In a new video for Wired, Daniels and Zak Stoltz, the visual effects supervisor behind "Everything Everywhere All at Once," run through some of the innovative techniques that they used to bring the film's action to life. Check it out below.

Everything Everywhere All at Once visual effects

In the video, Stoltz explains how a team of just five people pulled off almost 500 visual effects shots in "Everything Everywhere All at Once." This stands in sharp contrast to the long lists of names you will see in the closing credits of most effects-heavy movies. Kwan goes on to explain that "Everything Everywhere All at Once" uses a combination of visual effects and practical effects such as puppets. Scheinert says they did "a lot of wire removal," while both directors relate how they achieved the look of Yeoh's character, Evelyn Wang, jumping between universes by cutting together shots of Yeoh with handheld stock footage that Kwan had filmed on the streets of New York.

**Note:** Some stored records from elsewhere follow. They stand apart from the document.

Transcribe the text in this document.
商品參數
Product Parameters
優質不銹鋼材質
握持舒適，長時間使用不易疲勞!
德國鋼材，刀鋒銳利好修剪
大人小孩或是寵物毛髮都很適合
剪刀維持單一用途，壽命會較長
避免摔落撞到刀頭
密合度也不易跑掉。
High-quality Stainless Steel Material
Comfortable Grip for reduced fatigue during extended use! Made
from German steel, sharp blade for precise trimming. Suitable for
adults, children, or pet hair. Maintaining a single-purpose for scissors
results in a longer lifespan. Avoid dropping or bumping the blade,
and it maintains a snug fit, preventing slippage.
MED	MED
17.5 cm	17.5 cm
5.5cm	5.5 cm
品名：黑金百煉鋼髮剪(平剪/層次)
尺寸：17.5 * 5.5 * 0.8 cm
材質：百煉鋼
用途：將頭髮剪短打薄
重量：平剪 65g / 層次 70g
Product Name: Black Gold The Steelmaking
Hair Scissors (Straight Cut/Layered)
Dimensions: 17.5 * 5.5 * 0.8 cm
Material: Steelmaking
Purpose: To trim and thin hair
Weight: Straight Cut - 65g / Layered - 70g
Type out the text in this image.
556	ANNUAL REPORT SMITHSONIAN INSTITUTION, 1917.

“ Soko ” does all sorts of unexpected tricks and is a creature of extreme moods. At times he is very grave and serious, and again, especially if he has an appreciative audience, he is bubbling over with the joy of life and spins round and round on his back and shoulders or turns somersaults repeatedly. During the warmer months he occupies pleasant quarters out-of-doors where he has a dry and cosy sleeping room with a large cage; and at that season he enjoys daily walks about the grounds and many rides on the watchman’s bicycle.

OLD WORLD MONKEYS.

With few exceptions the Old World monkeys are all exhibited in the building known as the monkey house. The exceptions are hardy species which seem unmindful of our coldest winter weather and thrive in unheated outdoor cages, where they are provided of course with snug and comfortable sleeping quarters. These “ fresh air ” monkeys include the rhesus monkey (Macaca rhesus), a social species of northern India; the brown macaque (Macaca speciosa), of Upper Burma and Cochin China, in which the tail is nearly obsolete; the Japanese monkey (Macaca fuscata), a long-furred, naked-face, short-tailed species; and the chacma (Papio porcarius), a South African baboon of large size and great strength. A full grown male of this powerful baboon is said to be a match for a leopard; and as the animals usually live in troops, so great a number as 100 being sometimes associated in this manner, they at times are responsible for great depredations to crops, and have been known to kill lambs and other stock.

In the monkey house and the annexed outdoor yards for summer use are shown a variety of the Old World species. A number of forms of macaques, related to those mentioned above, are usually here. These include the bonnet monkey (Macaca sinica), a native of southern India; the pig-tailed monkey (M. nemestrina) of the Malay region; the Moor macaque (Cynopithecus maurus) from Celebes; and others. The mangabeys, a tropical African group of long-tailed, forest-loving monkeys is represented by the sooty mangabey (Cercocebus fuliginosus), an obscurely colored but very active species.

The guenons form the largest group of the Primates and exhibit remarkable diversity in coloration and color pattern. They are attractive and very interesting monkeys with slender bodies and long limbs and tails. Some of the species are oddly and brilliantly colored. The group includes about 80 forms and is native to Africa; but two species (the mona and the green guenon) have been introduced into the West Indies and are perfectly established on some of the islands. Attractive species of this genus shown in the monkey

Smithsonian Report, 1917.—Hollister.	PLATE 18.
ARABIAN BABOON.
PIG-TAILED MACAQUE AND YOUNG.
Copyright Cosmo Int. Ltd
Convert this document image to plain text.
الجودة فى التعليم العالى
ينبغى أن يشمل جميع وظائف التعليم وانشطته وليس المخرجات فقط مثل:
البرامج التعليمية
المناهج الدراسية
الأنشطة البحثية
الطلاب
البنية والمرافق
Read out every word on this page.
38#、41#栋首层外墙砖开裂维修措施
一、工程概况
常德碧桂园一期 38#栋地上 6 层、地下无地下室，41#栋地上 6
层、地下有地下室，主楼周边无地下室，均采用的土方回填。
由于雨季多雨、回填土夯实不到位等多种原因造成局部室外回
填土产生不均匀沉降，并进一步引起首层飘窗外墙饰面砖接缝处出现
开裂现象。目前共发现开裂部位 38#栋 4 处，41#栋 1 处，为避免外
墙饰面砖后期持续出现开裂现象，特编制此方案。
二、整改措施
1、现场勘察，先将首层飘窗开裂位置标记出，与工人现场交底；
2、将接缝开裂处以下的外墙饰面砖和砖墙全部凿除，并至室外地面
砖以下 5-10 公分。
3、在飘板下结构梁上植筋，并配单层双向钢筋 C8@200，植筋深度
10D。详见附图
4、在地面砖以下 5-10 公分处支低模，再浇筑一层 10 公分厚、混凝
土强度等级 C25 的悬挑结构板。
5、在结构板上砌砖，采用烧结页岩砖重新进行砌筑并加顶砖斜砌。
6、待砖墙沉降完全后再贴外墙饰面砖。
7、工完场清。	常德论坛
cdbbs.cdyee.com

It's pretty amazing to hear that they were, in Kwan's words, using "the 99 cents store version" of the LED screens that big-budget tentpoles like the "Star Wars" movies would use. The overall impression is that of a film fashioned out of makeshift materials that nonetheless managed to come together as something special.

"Everything Everywhere All at Once" is in theaters now.